With ‘The Tyger’, the Songs of Experience more clearly become contraries to the Songs of Innocence, written earlier on in Blake’s canon.  In contrast to the ideas of purity expressed in ‘The Lamb’ (1789), ‘The Tyger’ mocks the ignorance of its contrary animal, sitting just on the unknown ellipse of the veil between heaven and earth, watching the smoking cogs of industrialism move in manacles around Blake’s decadent London. With the Songs of Experience, Blake’s poetry becomes perhaps the truest analysis of Rousseau’s ‘Man is born free, but everywhere is in chains’ from ‘The Social Contract’ (1762).

“Did he who made the Lamb make thee?”

William Blake, ‘The Tyger’

Blake makes further satire of feigned religion in ‘Holy Thursday’ (Innocence, 1789), where the cold structure of false charity is made chillingly obvious by the distorted celebrations of the gospels’ Last Supper. Blake, in the poem, goes as far as to compare the acts of the church to the betrayal of Judas.

For the entirety of his adult life, Blake campaigned against organised religion, even following Emmanuel Swedenborg. Once enthusiastic about Swedenborgianism, Blake attended the first General Conference of the New Jerusalem Church in 1789. However, as soon as Blake began to notice the signs of organised faith within his friend, the poet soon turned on him in the sardonic poem ‘The Marriage of Heaven and Hell’ (1790).

Blake’s unchanging ideals on Social Action carried through into the Songs of Experience. Appalled at the poverty in his once blessed city of London, Blake wrote the contrary ‘Holy Thursday’ (Experience, 1794). Making further allusions to the gospels, specifically the Parables of Christ, Blake envisages a world without the suffering of children – children neglected by the industrialisation of London. These two poems also engrain his canon with a feeling of hope, one not expressed in ‘London’ (1794).

It is Blake’s need to give voice to the suffering that explains why, whether by design or accident, Blake found himself at the front of the mob that burnt down Newgate Prison.

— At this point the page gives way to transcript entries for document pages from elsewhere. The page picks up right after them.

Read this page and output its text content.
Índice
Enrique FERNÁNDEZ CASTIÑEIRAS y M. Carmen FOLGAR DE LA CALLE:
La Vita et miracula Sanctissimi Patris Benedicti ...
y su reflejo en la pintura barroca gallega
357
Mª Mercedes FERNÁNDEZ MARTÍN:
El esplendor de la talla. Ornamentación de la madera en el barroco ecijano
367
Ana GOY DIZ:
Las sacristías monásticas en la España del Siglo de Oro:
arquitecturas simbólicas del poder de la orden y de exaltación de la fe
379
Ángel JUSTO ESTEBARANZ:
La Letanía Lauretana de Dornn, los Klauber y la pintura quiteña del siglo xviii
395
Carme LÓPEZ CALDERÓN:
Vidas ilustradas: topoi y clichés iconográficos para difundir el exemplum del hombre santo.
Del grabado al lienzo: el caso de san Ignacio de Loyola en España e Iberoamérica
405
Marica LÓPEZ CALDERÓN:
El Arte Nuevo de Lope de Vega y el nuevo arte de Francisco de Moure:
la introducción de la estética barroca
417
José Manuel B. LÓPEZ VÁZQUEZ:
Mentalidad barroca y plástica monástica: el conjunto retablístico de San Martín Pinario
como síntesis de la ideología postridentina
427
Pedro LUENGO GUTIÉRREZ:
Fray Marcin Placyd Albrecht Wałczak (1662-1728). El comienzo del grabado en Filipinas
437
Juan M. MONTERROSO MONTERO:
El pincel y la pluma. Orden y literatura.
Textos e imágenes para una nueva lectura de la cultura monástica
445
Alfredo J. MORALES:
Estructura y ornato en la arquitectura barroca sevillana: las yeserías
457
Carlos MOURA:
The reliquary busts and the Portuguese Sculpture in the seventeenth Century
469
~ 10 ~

The influence of Wollstonecraft also embeds itself on the Songs of Experience, specifically in ‘The Sick Rose’ (1794), where Blake challenges the secrecy of the prostitution industry and the deaths of unknowing women due to sexually transmitted infections. The power in his poetry explains why Blake is considered a seminal figure in the history of the arts, whilst being largely unrecognised during his lifetime.